Supported by UMR CNRS, University of Rouen Normandy

Located at the interface between land and sea, intertidal areas are very important natural buffer zones for the protection of coastal regions. Human interventions and the effects of climate change have greatly weakened these areas, which are difficult to monitor because of the strong variations in water levels. The EO4InterTopo project proposes to monitor, in the Normandy context (France), the evolution of these areas through mapping tools (topography, substrate characterization, vegetation) in order to assist coastal defense and ecosystem management stakeholders in their decision-making. The project is based on the use of several satellite missions such as Sentinel-1, Sentinel-2, Landsat, Pleiades, Icesat-2 and SWOT series, to enrich the work of CNRS researchers.

Supported by IRD/LEGOS

The WACA-VAR (West African Coastal Areas- mapping Vulnerability, Adaptability and Resilience) project is part of an effort to improve knowledge of the impacts of climate change on coastal and marine ecosystems in West Africa.
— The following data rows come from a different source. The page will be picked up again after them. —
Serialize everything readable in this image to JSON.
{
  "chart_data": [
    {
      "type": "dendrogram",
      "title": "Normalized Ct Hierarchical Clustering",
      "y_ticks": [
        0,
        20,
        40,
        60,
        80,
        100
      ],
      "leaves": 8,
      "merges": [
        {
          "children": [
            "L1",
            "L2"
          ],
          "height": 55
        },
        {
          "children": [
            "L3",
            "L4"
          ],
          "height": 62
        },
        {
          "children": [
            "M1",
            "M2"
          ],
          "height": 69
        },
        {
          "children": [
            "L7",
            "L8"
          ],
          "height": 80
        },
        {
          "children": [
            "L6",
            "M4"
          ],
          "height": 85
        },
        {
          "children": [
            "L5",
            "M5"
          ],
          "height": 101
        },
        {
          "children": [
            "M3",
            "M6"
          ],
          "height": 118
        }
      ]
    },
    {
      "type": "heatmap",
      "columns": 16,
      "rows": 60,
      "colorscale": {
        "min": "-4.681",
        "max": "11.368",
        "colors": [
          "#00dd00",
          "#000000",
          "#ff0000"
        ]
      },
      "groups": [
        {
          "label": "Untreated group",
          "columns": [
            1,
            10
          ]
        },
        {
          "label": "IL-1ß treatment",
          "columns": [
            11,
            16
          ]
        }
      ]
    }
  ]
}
WACA-VAR aims to develop a Web-GIS platform based on satellite data (Sentinel-1, Sentinel-2, VENUS, Pleiades (Neo), CFOSAT, SWOT and CO3D), in order to provide relevant indicators for the development of public policies for coastal and marine ecosystem management and risk mitigation. This operational project is aimed at the WARCO community (West African Regional Coastal Observatory located in Dakar), scientific actors and political decision-makers (municipalities and Ministry of the Environment) of several West African countries (Senegal, Cameroon, Ghana, Benin, Ivory Coast, Nigeria).